I recently spent a weekend being quiet. My Quaker Meeting sponsored a “Silent Retreat,” a whole weekend in which participants gathered for morning and evening worship and sharing, but were in solitude and silence the rest of the time. Disconnected from the internet and our phones, we read, wrote, played music, created a craft, walked in the woods or sat quietly. Some of us took a nap.
Both Muslim mystic Rumi and Christian mystic John of the Cross wrote of silence as God’s first language. This weekend was space for listening to the silence. It was time for simply “hanging out with God,” as one friend commented.
I had agreed to guide this event months ago. Unfortunately when the time came, I didn’t want to go on retreat! I had too much to do at home. I had a garden to weed, people to talk to, work to do. I was behind on all my tasks, and felt as though I’d never catch up.
The blessing for me was that I couldn’t change my mind at the last minute. I was committed to show up–and so I discovered once again the quiet stillness that is my soul’s deepest need. Lost within the stress of tending my “to do” list, I had forgotten that we humans were created for stillness as well as activity, for restful reflection as well as bustling achievement.
This retreat was a counter-cultural adventure. We slowed down and paused to pay attention. What we received would come as a gift, and, in our pausing, we created space to notice the gift. Perhaps it felt like a new deep breathing, perhaps like a flash of lightning suddenly illuminating the night. We may have named an insight, discerned a next step, or discovered new questions. And sometimes we were simply still and aware of the presence of the Holy.
Many years ago, in need of spiritual renewal, I took a retreat entirely on my own. After settling into the cabin, I took a walk in the woods, read a bit, went for another walk. In a little while, I began to question: God, why isn’t anything happening yet?” It took me a full day to shed my impatience. It took another day to release my questions and simply open my heart and mind to whatever would come. In letting go, I opened to receive.
Taking a retreat away from daily life is one way of honoring our need for quiet and stillness. But our greater need is to build spaces for quiet and stillness into our daily lives. It can seem almost impossible to claim “retreat time” at home, surrounded by tasks and people and many concerns.
In my Quaker tradition, we gather together in the quiet. We engage in silent worship every Sunday. It’s an expectant waiting worship, trusting that the Spirit is present, expecting that we will receive something through spoken messages or from deep within us. But there, too, the noise in my head can be clamorous and jangling. I need the community’s silent support, gathering me up in a group experience of opening to God.

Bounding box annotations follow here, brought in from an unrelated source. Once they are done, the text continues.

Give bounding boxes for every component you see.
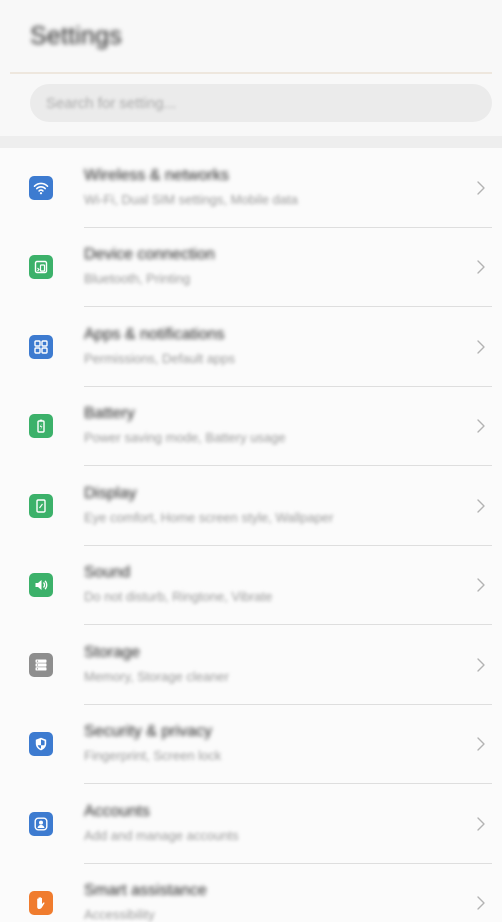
settings-item-wireless[interactable]: Wireless & networks Wi-Fi, Dual SIM setti… bbox=[0, 148, 502, 228]
settings-item-subtitle: Permissions, Default apps bbox=[84, 350, 236, 366]
settings-item-text: Battery Power saving mode, Battery usage bbox=[84, 405, 442, 445]
settings-item-smart-assistance[interactable]: Smart assistance Accessibility bbox=[0, 864, 502, 922]
settings-item-title: Display bbox=[84, 484, 137, 502]
search-area: Search for setting... bbox=[0, 74, 502, 122]
settings-item-title: Smart assistance bbox=[84, 882, 207, 900]
storage-icon bbox=[29, 652, 53, 677]
chevron-right-icon bbox=[476, 577, 486, 593]
settings-item-display[interactable]: Display Eye comfort, Home screen style, W… bbox=[0, 466, 502, 546]
settings-item-title: Accounts bbox=[84, 802, 150, 820]
settings-item-subtitle: Add and manage accounts bbox=[84, 827, 239, 843]
settings-item-sound[interactable]: Sound Do not disturb, Ringtone, Vibrate bbox=[0, 546, 502, 625]
wifi-icon bbox=[29, 175, 53, 200]
settings-item-text: Storage Memory, Storage cleaner bbox=[84, 644, 442, 684]
settings-item-text: Wireless & networks Wi-Fi, Dual SIM setti… bbox=[84, 167, 442, 207]
settings-item-title: Device connection bbox=[84, 246, 215, 264]
settings-item-storage[interactable]: Storage Memory, Storage cleaner bbox=[0, 625, 502, 705]
settings-item-battery[interactable]: Battery Power saving mode, Battery usage bbox=[0, 387, 502, 466]
settings-item-apps[interactable]: Apps & notifications Permissions, Default… bbox=[0, 307, 502, 387]
chevron-right-icon bbox=[476, 657, 486, 673]
settings-item-subtitle: Do not disturb, Ringtone, Vibrate bbox=[84, 589, 273, 605]
hand-icon bbox=[29, 891, 53, 916]
page-title: Settings bbox=[30, 22, 122, 50]
account-icon bbox=[29, 811, 53, 836]
chevron-right-icon bbox=[476, 418, 486, 434]
chevron-right-icon bbox=[476, 736, 486, 752]
settings-item-text: Apps & notifications Permissions, Default… bbox=[84, 326, 442, 366]
settings-item-text: Device connection Bluetooth, Printing bbox=[84, 246, 442, 286]
settings-list: Wireless & networks Wi-Fi, Dual SIM setti… bbox=[0, 148, 502, 922]
settings-item-text: Sound Do not disturb, Ringtone, Vibrate bbox=[84, 564, 442, 604]
settings-item-subtitle: Accessibility bbox=[84, 907, 155, 922]
chevron-right-icon bbox=[476, 498, 486, 514]
display-icon bbox=[29, 493, 53, 518]
shield-icon bbox=[29, 732, 53, 757]
settings-item-title: Apps & notifications bbox=[84, 325, 225, 343]
settings-item-subtitle: Bluetooth, Printing bbox=[84, 271, 191, 287]
search-input[interactable]: Search for setting... bbox=[30, 84, 492, 122]
chevron-right-icon bbox=[476, 180, 486, 196]
settings-item-title: Security & privacy bbox=[84, 723, 213, 741]
settings-item-title: Storage bbox=[84, 643, 141, 661]
search-placeholder: Search for setting... bbox=[46, 94, 177, 112]
chevron-right-icon bbox=[476, 259, 486, 275]
settings-item-title: Wireless & networks bbox=[84, 166, 229, 184]
settings-item-subtitle: Fingerprint, Screen lock bbox=[84, 748, 222, 764]
device-connection-icon bbox=[29, 255, 53, 280]
chevron-right-icon bbox=[476, 895, 486, 911]
settings-item-subtitle: Power saving mode, Battery usage bbox=[84, 430, 286, 446]
settings-item-text: Security & privacy Fingerprint, Screen lo… bbox=[84, 723, 442, 763]
settings-item-accounts[interactable]: Accounts Add and manage accounts bbox=[0, 784, 502, 864]
settings-item-text: Display Eye comfort, Home screen style, W… bbox=[84, 485, 442, 525]
section-separator bbox=[0, 136, 502, 148]
settings-item-security[interactable]: Security & privacy Fingerprint, Screen lo… bbox=[0, 705, 502, 784]
apps-grid-icon bbox=[29, 334, 53, 359]
settings-item-title: Battery bbox=[84, 405, 135, 423]
battery-icon bbox=[29, 414, 53, 439]
settings-item-title: Sound bbox=[84, 564, 131, 582]
header: Settings bbox=[0, 0, 502, 74]
header-divider bbox=[10, 72, 492, 74]
settings-item-subtitle: Wi-Fi, Dual SIM settings, Mobile data bbox=[84, 191, 298, 207]
settings-screen: Settings Search for setting... Wireless … bbox=[0, 0, 502, 922]
settings-item-text: Smart assistance Accessibility bbox=[84, 882, 442, 922]
settings-item-subtitle: Eye comfort, Home screen style, Wallpape… bbox=[84, 509, 334, 525]
speaker-icon bbox=[29, 573, 53, 598]
chevron-right-icon bbox=[476, 816, 486, 832]
chevron-right-icon bbox=[476, 339, 486, 355]
settings-item-text: Accounts Add and manage accounts bbox=[84, 803, 442, 843]
settings-item-subtitle: Memory, Storage cleaner bbox=[84, 668, 229, 684]
settings-item-device-connection[interactable]: Device connection Bluetooth, Printing bbox=[0, 228, 502, 307]
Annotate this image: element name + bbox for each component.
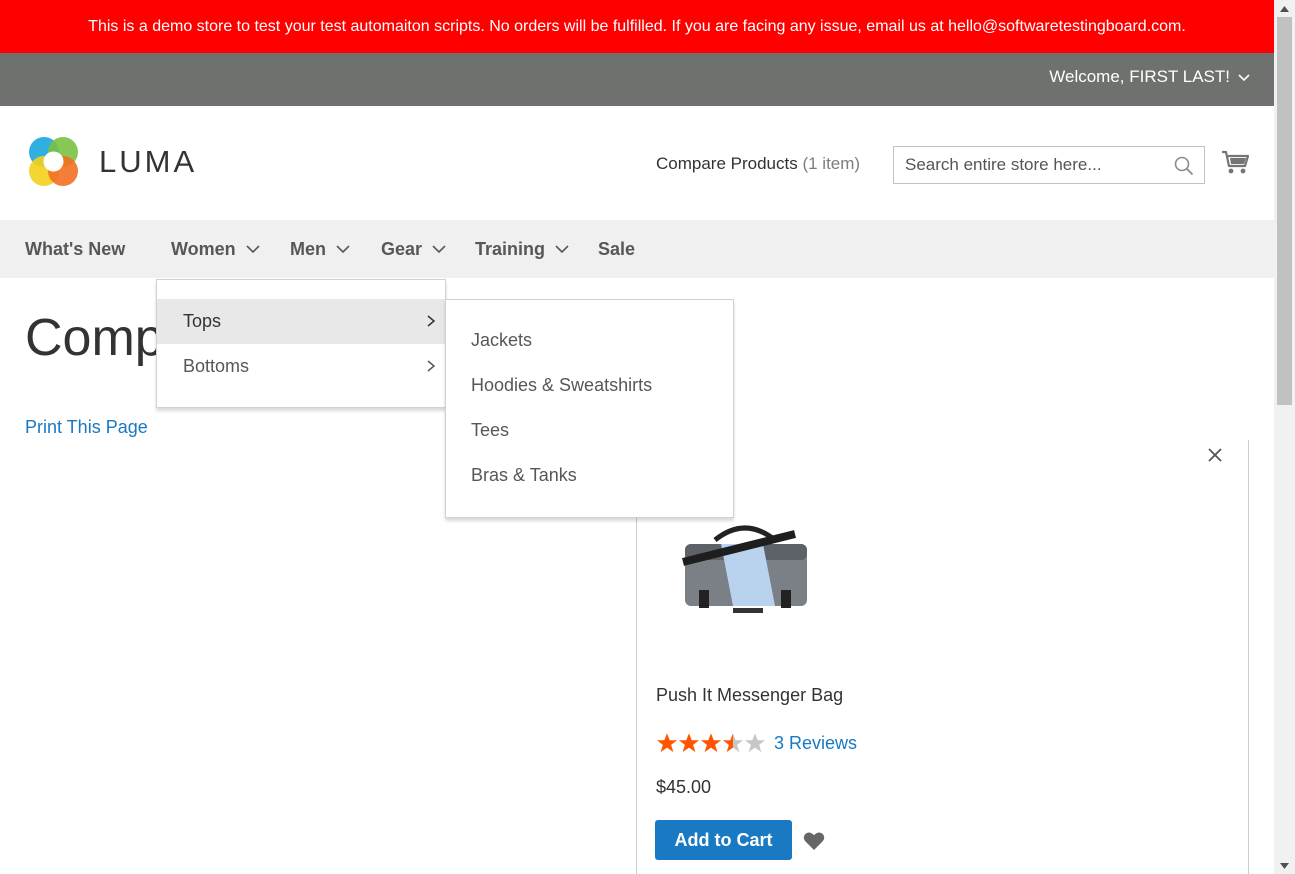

In some Jewish traditions, there are detailed rules for Sabbath regulating travel and acts of work. Those who observe the rules are building opportunity for quiet, for a pause in their lives. I need a Sabbath practice to help me remember how I want to live. Could I be internet-free and refrain from text or email one day each week? Would this help me build space in my life for quiet?
There are many practices that open us to the Divine. There is music and the spoken word, there is fellowship and service. All these are important. The path we too often ignore is the way of silence and stillness.